A importância da literacia familiar em debate no Brasil

Enviada em 07/01/2021

A Constituição Federal de 1988, conhecida como ‘‘Constituição cidadã’’, prevê que a educação é uma responsabilidade compartilhada entre Estado, família e sociedade. Desse modo, torna-se necessário a efetivação da literacia familiar, uma vez que os pais exercem papel essencial na formação educacional dos filhos. Todavia, é visível a existência de impecilhos que devem ser discutidos a fim de executar essa prática, como a quantidade de tempo disponível aos responsáveis para exerceram-na e a insegurança impeditiva dos mesmos, muitas vezes, devido à baixa escolarização.

De fato, segundo o sociólogo Émile Durkheim, a família é a instituição mais importante no desenvolvimento primário das crianças. No entanto, muitos pais, apesar de saberem a importância da literacia familiar tanto para a formação educacional da criança quanto para o fortalecimento do vínculo familiar, se sentem incapacitados de exercerem tal papel. Posto que, de acordo com o IBGE, o Brasil é um país formado por 11,3 milhões de analfabetos, inúmeros genitores não dispuseram de um ordenamento didático qualificado para a transmissão de conhecimento.

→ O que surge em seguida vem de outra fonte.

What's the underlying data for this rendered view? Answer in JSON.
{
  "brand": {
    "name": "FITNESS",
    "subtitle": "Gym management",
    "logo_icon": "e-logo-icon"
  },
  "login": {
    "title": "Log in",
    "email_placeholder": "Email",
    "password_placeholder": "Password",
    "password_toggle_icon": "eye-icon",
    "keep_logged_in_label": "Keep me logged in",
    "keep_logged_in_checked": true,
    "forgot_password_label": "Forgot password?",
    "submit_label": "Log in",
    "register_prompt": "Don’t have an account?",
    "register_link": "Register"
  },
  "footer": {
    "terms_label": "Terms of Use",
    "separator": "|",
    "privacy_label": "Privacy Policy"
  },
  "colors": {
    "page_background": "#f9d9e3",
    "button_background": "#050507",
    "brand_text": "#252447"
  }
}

Além disso, com o advento da Revolução Industrial e com a entrada da mulher no mercado de trabalho, a participação dos pais no processo de leitura dos filhos diminuiu gradativamente. O trabalho tornou-se o principal fator de nobilitação do homem, deixando o saber pedagógico em segundo plano. É necessário que a família se conscientize acerca das consequências que uma boa formação educacional traz, não somente para a própria criança como também para as pessoas que a cercam, tendo em conta o Príncipio de Responsabilidade criado pelo filósofo Hans Jonas, o qual exemplifica a necessidade de agir com a consciência de que tudo que é feito reverbera na sociedade.

Fica claro, portanto, a necessidade do investimento na implatação da literacia familiar. Desse modo, cabe ao Ministério da Educação garantir o acesso literário desde a infância através de um programa social que vise a distribuição gratuita de livros a fim de que todos possam desenvolver sua bagagem cultural e senso crítico. Faz-se necessário, também, que juntamente a esse programa, exista um investimento voltado aos pais com o objetivo de incentivação à leitura e capacitação dos mesmos para a perpetuação informacional. Somente assim, com o interesse criado genuínamente através do contato com a literatura, os pais serão capazes de incentivarem os filhos através do próprio exemplo.